Na ilha e na Península de Kowloon, o mandarim é evitado e o cantonês é a língua que impera dentro e fora de casa. A nova ponte que liga ao continente ou a integração à rede chinesa de trens de alta velocidade, ambas inauguradas no ano passado, não foram suficientes.

A grande maioria dos mais de 7 milhões de habitantes se considera honconguesa e não chinesa. A identidade local é defendida com orgulho e o preconceito com os vizinhos da China continental é palpável.

A diferença une quem vive na cidade. Abrir mão dos direitos civis que distinguem Hong Kong de qualquer outra parte da China seria abandonar suas raízes.
 
A desobediência civil ganhou novo fôlego.
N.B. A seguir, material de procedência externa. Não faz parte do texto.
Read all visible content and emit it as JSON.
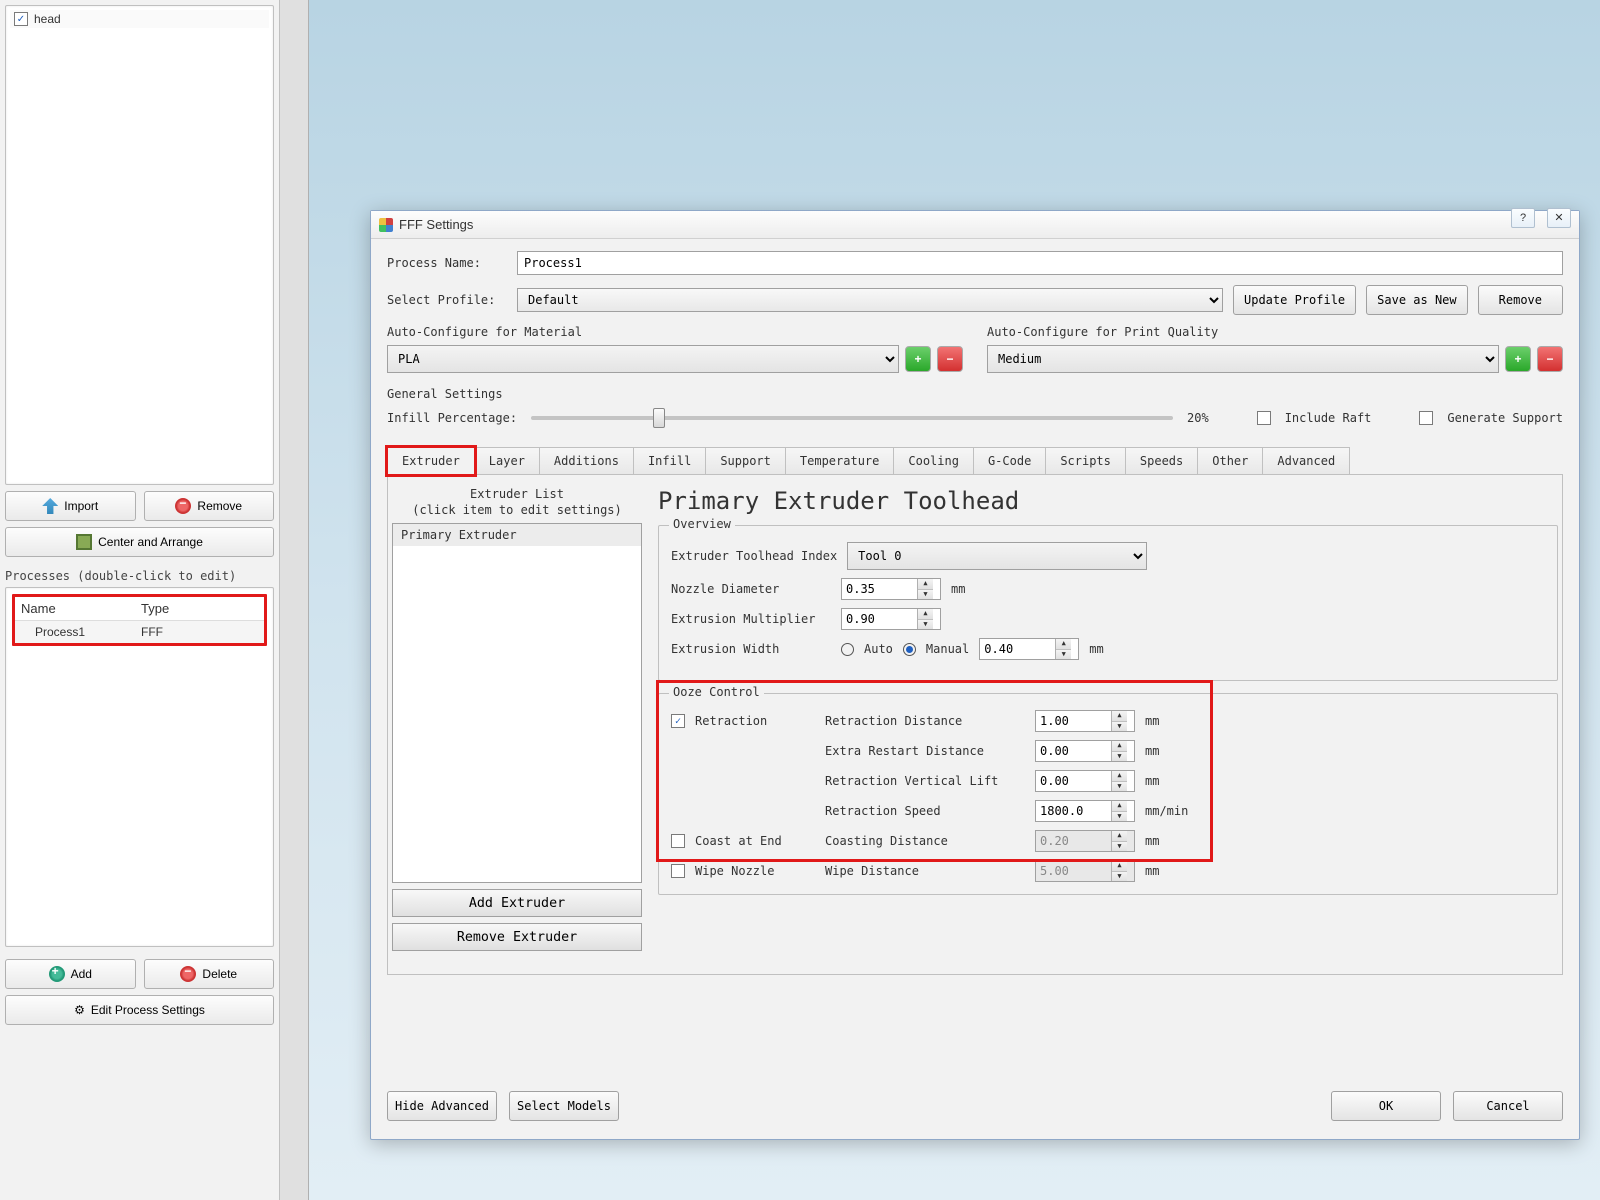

Não foi a primeira vez que manifestantes e jornalistas foram alvo de gás lacrimogêneo e balas de borracha na cidade. O abuso policial, que em solo brasileiro é cotidiano e naturalizado, gerou indignação coletiva. Foi o óleo na fogueira das mobilizações de 2014 e nas dessa semana.
 
Mães fizeram um protesto separado para que a juventude não fosse criminalizada.

A ação das autoridades, em especial da polícia, foi duramente contestada, enquanto se fazia a defesa da independência e transparência do Judiciário.

Um conflito por liberdades que encontra eco em um mundo onde cada vez mais países estão na sombra de governos autoritários.